For each cloud provider, CrowdStrike offers a comprehensive list of policies for various services along with supporting documentation to help companies define, measure and achieve security compliance. As an example, Falcon Horizon includes a number of policies for the AWS Identity Access Management service. In addition to compliance driven policies, CrowdSrike includes a few policies designed to enforce the use of complex passwords.
For each policy, the supporting details include service subtype, description and steps for remediation.
Notification Workflows
In addition to assessments and documentation, CrowdStrike supports notification workflows to facilitate operationalized cloud security. From the Falcon menu, workflows are accessible under “Configuration”.
The “Create a workflow” option will present all of the available categories.
By choosing “Cloud Security”, the workflow is automatically associated with the assessment findings.
The next step is to “Add conditions” that should trigger the workflow.
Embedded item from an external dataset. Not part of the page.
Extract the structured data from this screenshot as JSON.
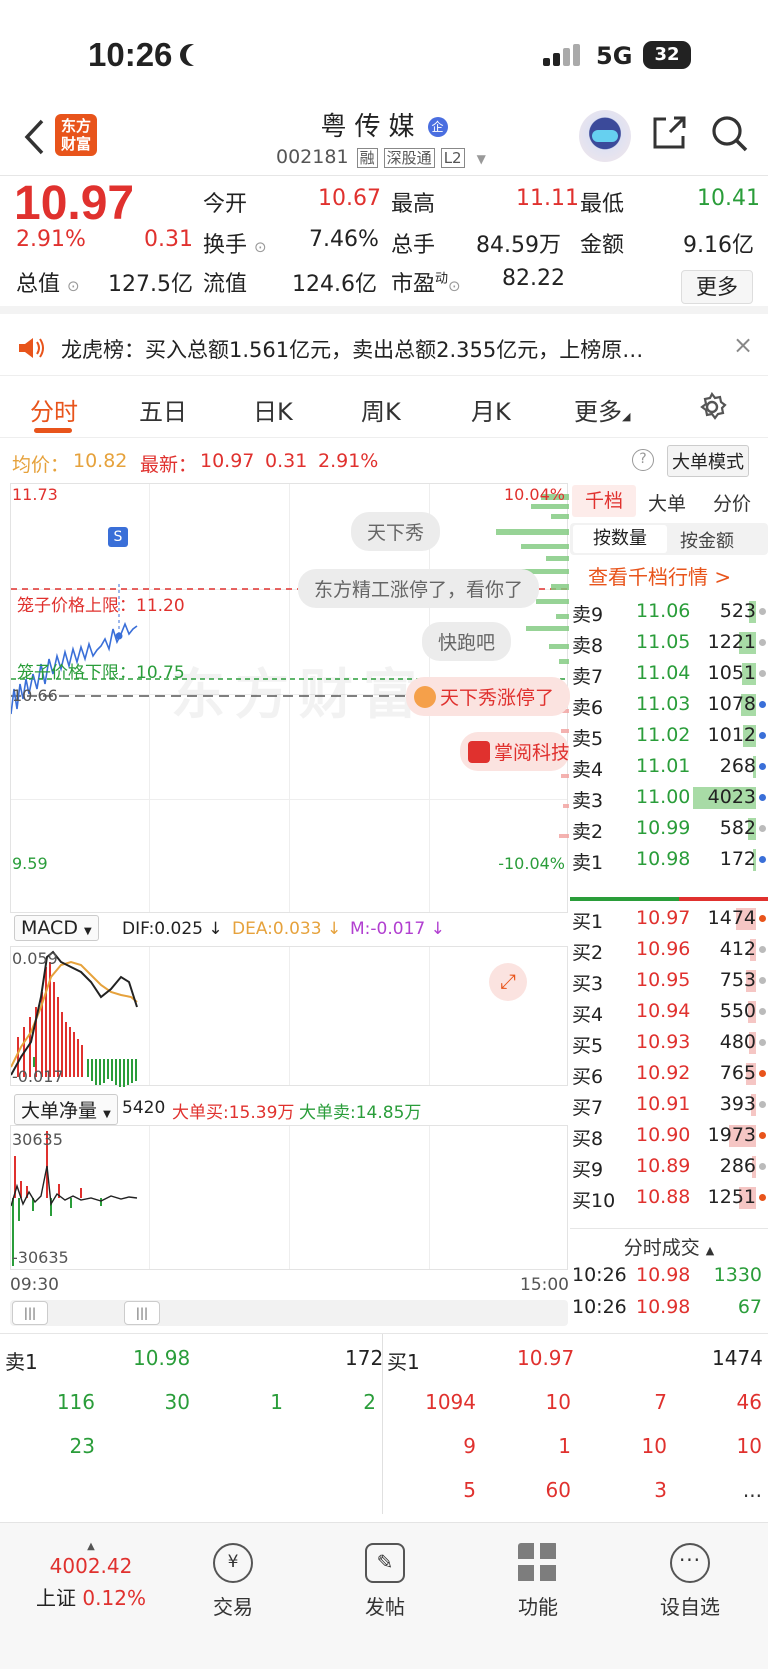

The menus include a number of variables and operations to ensure flexibility and satisfy any number of use cases. In this example, the cloud service should equal IAM. Then, additional conditions are added requiring each of the four password complexity policy statements including the use of symbols, upper case letters, lower case letters, and numbers. This workflow will trigger an alert for any IAM password policy that does not require any of these specifications.
With the conditions defined, the next step is to select a notification action. This workflow will send an email that includes the findings to the level one response team with the subject “Simple Password” anytime all of the conditions are met. Finally, the workflow can be named and assigned a detailed description. This is just one example of how notifications can be used to ensure action is taken to resolve specific CSPM findings.
Conclusion
The use of public cloud infrastructure increases an organization’s attack surface as well as risk around human error, misconfigurations and compliance issues. Falcon Horizon not only provides mutli-cloud visibility and assessment, but also helps organizations operationalize cloud security with dashboards, granular policy options, recommended remediation steps and notification workflows.